“Peace In Our Time!” Update
We have two more additions to the postmature enthusiasm over the North Korea deal. Some seem slow to realize this thing is already dead on arrival (my latest on NKZone distills the latest news into some of the same analysis you’ve already read here). Incidentally, examine all of this truthless triumphalism and new-found skepticism–the latter being at least grounded in fact–through the lens of conservatives proclaiming their faith in diplomacy and liberals emphasizing “verify” over “trust.” It’s depressing entertainment for us all.

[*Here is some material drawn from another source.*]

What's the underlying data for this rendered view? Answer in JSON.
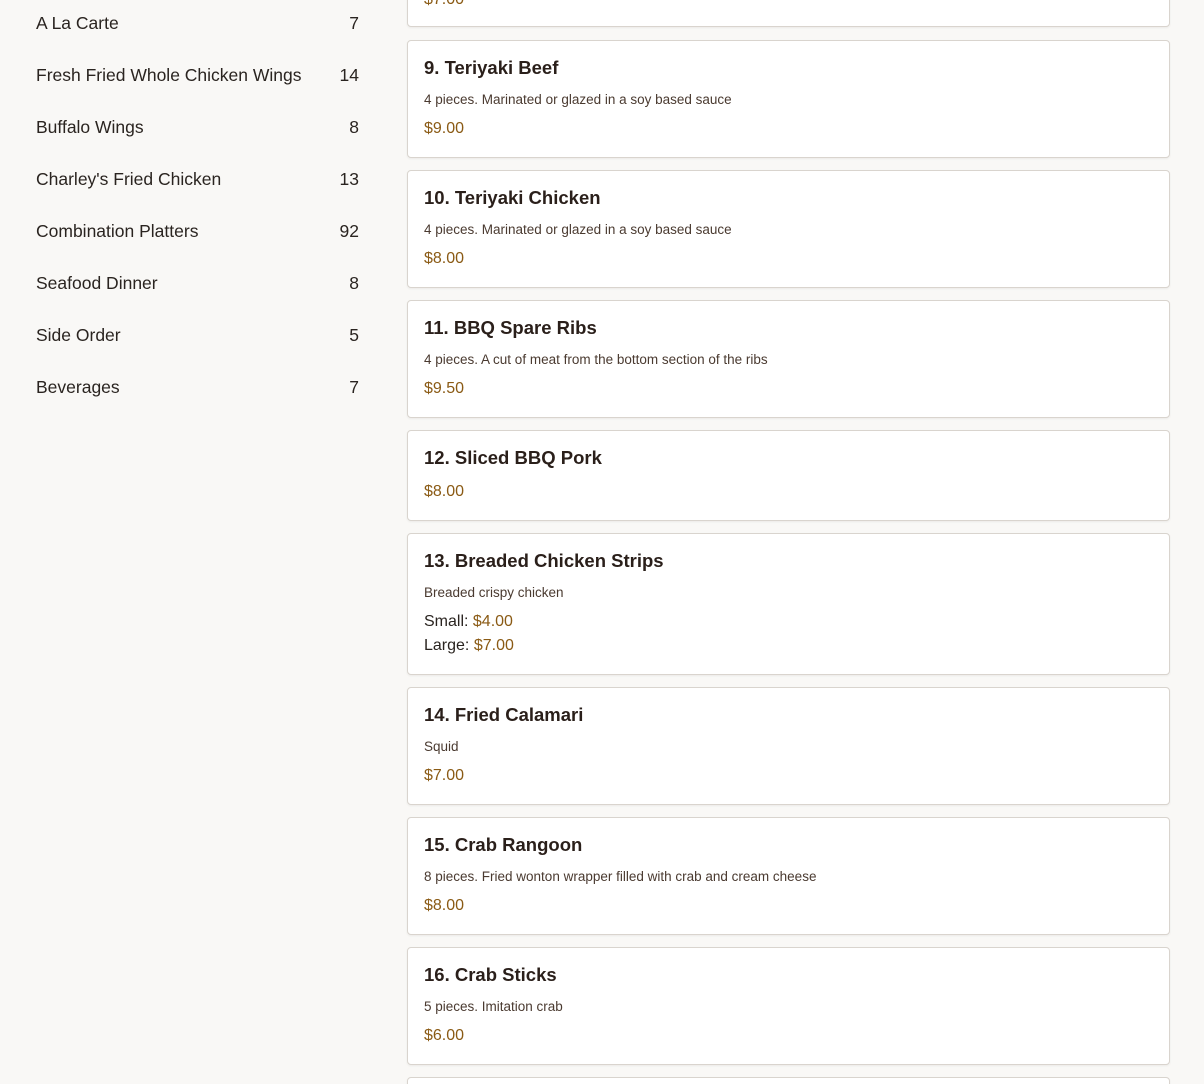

As a charter member of the peace-in-our time crowd, the New York Times gets partial credit for consistency:
The agreement signed yesterday, if faithfully carried out, is a huge win for the United States as well as a fair deal for North Korea. Its achievement became possible when Washington abandoned the confrontational tactics and name-calling associated with its former top antiproliferation official, John Bolton, and gave serious negotiation a chance. Secretary of State Condoleezza Rice deserves most of the credit for that switch, which was made with exceptional skill by America’s top negotiator at the talks, Assistant Secretary of State Christopher Hill.
The Times, of course, could never have crawled to the end of this long limb without ignoring the the facts that its own reporters did a creditable job of reporting and analyzing.
Captain Ed, on the other hand, disappoints me deeply because I’m a big fan of his blog. Ed seems to have gone for the New York Times’s bait, tempted by the welcome fact that just once, the Times gave Bush some credit (finally, and when it’s least deserved!). Sure, Ed gets credit for viewing it through the strength-brings-peace prism, but I’m pretty disconsolate that someone as insightful as Ed proclaims, quoting the Times, “Diplomacy, it seems, works after all.” Diplomacy does work for parties equally committed to a meeting of the minds and common goals. This is fine for, say, fisheries treaties with The Netherlands, but not always as fine for terror states with guilty secrets that tend to be excellent harbingers of greater problems to come.
The problem with giving the Bush Administration credit here is that there’s just no credit left to give. North Korea has surprised even me by showing that its commitments literally take less time to get crapped and flushed than the chajjangmyon its delegates slurped up at the airport terminal in Beijing (once again, food comes second in North Korea). I mean, it took us what–ten hours?–to get from here to here. This is some kind of new record.
What depresses me the most about today’s events is that all along, I’d assumed that this administration was going along with this long diplomatic charade, post-Powell, either because it was stalling for some very good and very secret reason, or because it wanted to give North Korea the perfect opportunity to put on its spiked helmet and buttockless chaps and dance! dance! Before all the world! See, everyone, how silly these people are?
And now that the North Koreans have reached their asinine apex, we’ve dimmed the lights and dropped the curtain. Pay no attention. It’s almost as if the White House thinks that there are enough IAEA inspectors within God’s great sweep to permit us to actually trust these people to keep their agreements.